Keeping Divorce Records Secret?

You need to read this column by Howard Troxler in the St. Petersburg Times on the discussion in Florida about keeping divorce court records secret. There’s a move afoot to restrict sharply the information that the public will be able to see about divorce cases. Predictably, journalists think that’s a terrible idea.

The nice thing about newspaper columns is that, every now and then, good writers write them. Clearly, Howard Troxler writes well. Try this:

Secret courts are a bad idea.

Secret courts are a bad idea for so many different reasons I can’t list them all.

For starters, when the government accuses somebody of a crime, that person is entitled to a public trial.

That’s an old but good idea. It goes back to one of the reasons we fired the British king and started our own country.
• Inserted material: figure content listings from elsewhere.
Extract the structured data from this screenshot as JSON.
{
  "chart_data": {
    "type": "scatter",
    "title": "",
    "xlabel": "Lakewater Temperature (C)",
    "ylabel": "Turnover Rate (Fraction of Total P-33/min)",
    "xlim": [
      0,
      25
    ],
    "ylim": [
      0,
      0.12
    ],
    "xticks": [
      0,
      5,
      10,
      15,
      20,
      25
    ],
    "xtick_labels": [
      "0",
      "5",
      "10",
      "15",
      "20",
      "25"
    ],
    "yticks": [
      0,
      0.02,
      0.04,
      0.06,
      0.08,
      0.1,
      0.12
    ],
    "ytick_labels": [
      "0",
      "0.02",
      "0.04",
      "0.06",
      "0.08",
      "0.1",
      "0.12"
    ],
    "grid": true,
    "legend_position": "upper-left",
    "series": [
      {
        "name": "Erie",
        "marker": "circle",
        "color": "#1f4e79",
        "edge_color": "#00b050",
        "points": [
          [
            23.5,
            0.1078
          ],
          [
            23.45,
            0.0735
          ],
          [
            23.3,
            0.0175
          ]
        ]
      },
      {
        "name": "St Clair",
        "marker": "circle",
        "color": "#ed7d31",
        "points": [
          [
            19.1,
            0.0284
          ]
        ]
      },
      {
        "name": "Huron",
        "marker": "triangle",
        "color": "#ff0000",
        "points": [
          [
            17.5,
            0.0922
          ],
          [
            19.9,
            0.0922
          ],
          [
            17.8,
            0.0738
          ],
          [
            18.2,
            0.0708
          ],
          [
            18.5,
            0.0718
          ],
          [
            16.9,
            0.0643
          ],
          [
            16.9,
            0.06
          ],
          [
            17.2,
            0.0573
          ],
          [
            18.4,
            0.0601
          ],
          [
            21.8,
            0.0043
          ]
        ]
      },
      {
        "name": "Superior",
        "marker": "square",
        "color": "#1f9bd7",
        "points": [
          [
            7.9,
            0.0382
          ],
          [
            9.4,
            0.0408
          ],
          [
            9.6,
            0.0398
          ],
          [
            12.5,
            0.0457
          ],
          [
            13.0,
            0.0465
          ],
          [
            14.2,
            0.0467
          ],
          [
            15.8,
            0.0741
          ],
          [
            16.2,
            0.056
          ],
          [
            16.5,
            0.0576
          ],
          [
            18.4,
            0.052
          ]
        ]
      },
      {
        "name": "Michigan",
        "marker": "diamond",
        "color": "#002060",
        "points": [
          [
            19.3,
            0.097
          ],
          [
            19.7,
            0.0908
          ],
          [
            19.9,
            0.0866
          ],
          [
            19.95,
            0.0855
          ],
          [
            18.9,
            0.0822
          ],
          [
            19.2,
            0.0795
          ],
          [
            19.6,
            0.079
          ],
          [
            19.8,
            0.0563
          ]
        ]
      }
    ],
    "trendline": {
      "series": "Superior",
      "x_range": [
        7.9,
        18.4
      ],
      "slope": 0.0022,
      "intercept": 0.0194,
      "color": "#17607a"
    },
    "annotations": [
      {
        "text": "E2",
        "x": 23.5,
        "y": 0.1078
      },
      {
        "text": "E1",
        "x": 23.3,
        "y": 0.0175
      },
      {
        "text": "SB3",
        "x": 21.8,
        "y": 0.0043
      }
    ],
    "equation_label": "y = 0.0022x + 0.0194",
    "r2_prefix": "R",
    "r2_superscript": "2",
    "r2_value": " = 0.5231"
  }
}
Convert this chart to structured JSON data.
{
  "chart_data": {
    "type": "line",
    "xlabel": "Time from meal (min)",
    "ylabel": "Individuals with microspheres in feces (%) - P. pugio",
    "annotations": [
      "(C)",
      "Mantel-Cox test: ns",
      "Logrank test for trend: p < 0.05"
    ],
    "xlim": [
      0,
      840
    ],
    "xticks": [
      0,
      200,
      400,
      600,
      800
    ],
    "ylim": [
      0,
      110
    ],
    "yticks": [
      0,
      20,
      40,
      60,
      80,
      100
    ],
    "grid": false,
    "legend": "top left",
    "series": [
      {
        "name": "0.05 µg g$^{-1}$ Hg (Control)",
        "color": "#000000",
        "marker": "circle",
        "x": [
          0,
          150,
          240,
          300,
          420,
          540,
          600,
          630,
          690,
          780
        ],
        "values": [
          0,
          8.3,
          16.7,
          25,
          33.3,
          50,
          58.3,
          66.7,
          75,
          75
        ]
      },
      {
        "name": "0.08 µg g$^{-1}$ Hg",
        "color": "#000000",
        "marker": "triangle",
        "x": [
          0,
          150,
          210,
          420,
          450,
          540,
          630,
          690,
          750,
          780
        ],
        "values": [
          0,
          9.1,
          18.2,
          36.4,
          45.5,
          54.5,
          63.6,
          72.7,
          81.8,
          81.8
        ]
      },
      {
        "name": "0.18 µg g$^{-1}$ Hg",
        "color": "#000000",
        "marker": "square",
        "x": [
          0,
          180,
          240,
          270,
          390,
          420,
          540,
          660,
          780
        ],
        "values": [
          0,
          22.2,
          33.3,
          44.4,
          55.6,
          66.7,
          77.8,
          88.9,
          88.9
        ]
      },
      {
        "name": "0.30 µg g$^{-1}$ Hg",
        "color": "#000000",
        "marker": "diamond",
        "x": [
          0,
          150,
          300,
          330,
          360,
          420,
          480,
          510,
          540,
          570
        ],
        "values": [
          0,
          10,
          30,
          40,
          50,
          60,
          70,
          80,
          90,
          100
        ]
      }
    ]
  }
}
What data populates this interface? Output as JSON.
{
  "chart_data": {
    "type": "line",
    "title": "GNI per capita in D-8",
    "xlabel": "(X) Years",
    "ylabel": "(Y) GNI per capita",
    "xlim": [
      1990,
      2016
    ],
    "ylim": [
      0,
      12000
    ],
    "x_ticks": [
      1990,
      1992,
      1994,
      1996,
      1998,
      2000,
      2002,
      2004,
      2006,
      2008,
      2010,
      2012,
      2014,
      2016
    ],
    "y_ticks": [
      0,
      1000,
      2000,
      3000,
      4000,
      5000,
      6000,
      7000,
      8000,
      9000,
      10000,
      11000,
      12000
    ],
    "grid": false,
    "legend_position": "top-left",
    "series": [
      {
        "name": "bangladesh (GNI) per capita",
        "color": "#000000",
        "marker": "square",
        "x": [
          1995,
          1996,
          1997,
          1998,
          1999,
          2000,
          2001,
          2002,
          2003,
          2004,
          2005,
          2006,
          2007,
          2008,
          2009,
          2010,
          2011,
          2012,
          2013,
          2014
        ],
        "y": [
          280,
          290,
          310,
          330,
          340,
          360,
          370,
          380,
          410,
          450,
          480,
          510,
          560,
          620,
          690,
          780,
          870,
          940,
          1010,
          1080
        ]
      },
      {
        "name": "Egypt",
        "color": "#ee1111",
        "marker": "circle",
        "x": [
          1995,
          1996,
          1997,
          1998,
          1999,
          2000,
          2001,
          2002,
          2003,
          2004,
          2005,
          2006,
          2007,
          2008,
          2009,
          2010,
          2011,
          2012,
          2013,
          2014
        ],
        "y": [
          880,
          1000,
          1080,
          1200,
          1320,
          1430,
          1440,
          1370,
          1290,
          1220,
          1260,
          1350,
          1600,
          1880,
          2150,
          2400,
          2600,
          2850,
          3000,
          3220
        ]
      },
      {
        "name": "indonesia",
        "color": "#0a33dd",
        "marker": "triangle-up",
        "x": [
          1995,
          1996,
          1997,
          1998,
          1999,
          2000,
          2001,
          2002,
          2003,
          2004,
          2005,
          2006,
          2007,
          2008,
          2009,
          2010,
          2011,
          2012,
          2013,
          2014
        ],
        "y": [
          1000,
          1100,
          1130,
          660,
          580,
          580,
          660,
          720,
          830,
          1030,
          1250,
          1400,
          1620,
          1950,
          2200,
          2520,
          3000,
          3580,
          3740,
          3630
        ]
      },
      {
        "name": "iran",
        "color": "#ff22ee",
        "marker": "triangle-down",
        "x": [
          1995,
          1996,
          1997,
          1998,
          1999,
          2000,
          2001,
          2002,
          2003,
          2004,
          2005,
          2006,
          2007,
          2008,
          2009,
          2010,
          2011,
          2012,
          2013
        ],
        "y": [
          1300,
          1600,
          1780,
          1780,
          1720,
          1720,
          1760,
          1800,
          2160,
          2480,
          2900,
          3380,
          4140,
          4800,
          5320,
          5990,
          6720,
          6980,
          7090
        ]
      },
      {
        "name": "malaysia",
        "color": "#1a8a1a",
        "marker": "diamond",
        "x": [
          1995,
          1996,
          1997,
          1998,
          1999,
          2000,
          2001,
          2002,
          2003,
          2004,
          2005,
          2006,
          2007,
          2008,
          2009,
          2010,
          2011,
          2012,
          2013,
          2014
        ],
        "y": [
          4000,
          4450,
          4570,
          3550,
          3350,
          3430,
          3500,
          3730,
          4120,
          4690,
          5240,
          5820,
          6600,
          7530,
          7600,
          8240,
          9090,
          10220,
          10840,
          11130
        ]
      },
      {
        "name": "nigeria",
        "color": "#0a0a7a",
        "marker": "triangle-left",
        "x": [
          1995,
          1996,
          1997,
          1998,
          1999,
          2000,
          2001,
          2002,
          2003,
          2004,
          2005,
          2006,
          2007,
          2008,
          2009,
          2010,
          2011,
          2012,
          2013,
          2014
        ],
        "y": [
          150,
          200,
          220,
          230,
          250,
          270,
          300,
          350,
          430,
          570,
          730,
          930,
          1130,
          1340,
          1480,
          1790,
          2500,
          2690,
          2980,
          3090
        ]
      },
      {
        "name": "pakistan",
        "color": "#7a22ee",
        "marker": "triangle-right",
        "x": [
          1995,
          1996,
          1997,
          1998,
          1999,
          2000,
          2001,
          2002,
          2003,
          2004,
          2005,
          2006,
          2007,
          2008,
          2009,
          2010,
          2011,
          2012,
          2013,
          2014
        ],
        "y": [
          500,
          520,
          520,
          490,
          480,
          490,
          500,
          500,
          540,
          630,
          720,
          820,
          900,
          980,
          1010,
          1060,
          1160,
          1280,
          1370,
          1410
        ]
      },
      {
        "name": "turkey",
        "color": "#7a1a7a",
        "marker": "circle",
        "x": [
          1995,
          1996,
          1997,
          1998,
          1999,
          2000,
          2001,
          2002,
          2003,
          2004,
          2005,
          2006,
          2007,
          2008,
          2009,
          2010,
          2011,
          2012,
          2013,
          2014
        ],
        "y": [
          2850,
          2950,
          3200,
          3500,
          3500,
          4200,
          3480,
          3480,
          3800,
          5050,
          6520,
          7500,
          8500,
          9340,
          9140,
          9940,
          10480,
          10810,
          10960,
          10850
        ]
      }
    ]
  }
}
There are lots of other good reasons to keep the courts public. The main one: We have to be able to see what is going on.

Is our legal system operating fairly? Is this judge, or that one, abusing his or her power? Are the divorce courts biased? Are the sentences for crooks about right? Is the clerk of court doing a good job?

Each of us might prefer at first blush to keep secret our own lawsuit or divorce case. But think twice – do you really want to take your case into a courthouse where the judge, the lawyers, even the court clerks, operate in secret?

I have a tender ambivalence on this issue. Every day I look into the eyes of hapless men and women who want nothing more than to move on with their lives. Quietly, please, with a measure of dignity if at all possible. Will this appear in the newspaper? No? Good. Can somebody go to the courthouse and read about it? Yes? Well, maybe nobody will notice.

On the other hand, coming to family law as I do from a previous career as a reporter, I find myself saying “Amen” to the Howard Troxlers of the world. Secret courts won’t dispense justice for long. Very soon, secret courts become unfair courts, places where you and I wouldn’t feel comfortable. Yes, painful though it may be, let’s keep our courts and the decisions they render public.